Религия | страница 45
Но вот, после Тильзитского свидания, совершается нечто для Ростова непостижимое: солнце его, император Александр, из расчетов лукавой политики, делается не только союзником, но и сердечным другом выскочки Бонапарте, кровопийцы, изверга, «разбойника вне закона». В уме Ростова «происходила мучительная работа, которой он никак не мог довести до конца. В душе подымались страшные сомнения»: зачем война? зачем вся эта пролитая кровь? эти бесчисленные человеческие жертвы? Однажды, среди товарищей, тоже недовольных миром — «еще бы подержаться, Наполеон бы пропал» — «вдруг на слова одного из офицеров, что обидно смотреть на французов, Ростов начал кричать с горячностью, ничем не оправданною и потому очень удивившею офицеров: „И как вы можете судить, что было бы лучше! — кричал он с лицом, вдруг налившимся кровью. — Как вы можете судить о поступках государя, какое мы имеем право рассуждать? Мы не можем понять ни цели, ни поступков государя!.. Мы не чиновники дипломатические, а мы солдаты и больше ничего… Умирать велят нам, так умирать… Не нам судить. Угодно государю императору признать Бонапарте императором и заключить с ним союз — значит так надо. А то, коли бы мы стали обо всем судить да рассуждать, так этак ничего святого не останется. Этак мы скажем, что Бога нет, ничего нет“».
В эпилоге, когда война с Наполеоном кончена, Николай Ростов уже в зрелых летах, отец семьи, рассудительный, спокойный, по поводу высказанных Пьером сомнений в нравственном достоинстве Аракчеевских влияний на государя — «в душе своей, не по рассуждению, а по чему-то сильнейшему, чем рассуждение, зная несомненную — (несомненную для кого? только для Ростова или также для Толстого?) — справедливость своего мнения о том, что Пьер ошибается, и что в России все благополучно, — восклицает в порыве сильного чувства: „Я вот что тебе скажу!.. Доказать я тебе не могу.
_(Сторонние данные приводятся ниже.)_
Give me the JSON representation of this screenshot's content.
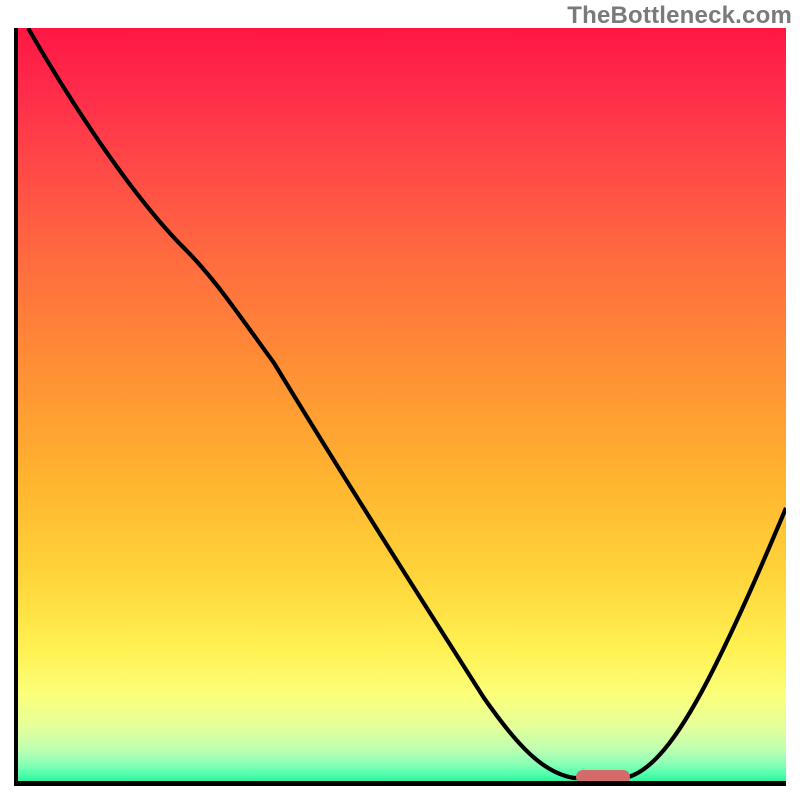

Ты говоришь, что у нас все скверно, и что будет переворот; я этого не вижу; но ты говоришь, что присяга — условное дело, и на это я тебе скажу: что ты лучший друг мой, ты это знаешь, но составь вы тайное общество, начни вы противодействовать правительству, какое бы оно ни было, я знаю, что мой долг повиноваться ему. И вели мне сейчас Аракчеев идти на вас с эскадроном и рубить — ни на секунду не задумаюсь и пойду. А там суди, как хочешь“».
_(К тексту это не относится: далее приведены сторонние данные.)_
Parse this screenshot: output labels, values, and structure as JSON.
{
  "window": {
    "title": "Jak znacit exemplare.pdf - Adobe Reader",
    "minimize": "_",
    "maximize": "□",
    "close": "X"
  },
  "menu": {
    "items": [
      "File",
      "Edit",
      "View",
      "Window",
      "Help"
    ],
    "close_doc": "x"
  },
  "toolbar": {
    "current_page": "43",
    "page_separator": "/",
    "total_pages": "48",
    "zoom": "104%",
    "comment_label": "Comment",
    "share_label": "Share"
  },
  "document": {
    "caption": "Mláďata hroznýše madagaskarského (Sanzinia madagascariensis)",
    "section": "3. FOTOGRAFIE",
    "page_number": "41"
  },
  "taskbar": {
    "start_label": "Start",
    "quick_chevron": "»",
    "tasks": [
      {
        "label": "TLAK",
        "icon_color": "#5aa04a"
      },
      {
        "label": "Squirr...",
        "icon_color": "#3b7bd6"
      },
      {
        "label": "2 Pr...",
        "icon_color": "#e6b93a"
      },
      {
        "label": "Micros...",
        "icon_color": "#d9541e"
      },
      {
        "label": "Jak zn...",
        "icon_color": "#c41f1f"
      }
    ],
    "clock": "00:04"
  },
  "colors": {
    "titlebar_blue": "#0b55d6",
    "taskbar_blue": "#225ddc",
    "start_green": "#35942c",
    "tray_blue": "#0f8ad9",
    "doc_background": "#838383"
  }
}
Какова вера Николая Ростова — не «рассуждение», а именно вера, недоказуемое откровение, то самое, что и дает твердость этому «столпу отечества», столпу семьи и брака, долга и совести, столпу мира в «Войне и мире»; такова его религия: с нею он жил, с нею и умер. Ничего иного нет у Николая Ростова. Конечно у Льва Николаевича Толстого есть и кое-что иное. Но есть ли у него — не у теперешнего, а у того, кто создал «Войну и мир», т. е. все-таки у величайшего, подлинного Льва Толстого — есть ли не только противовес, но и решающий вес, который бы окончательно мог преодолеть и перетянуть эту столь глубоко не «христианскую», даже, с известной точки зрения, прямо антихристианскую — «антихристову» религию?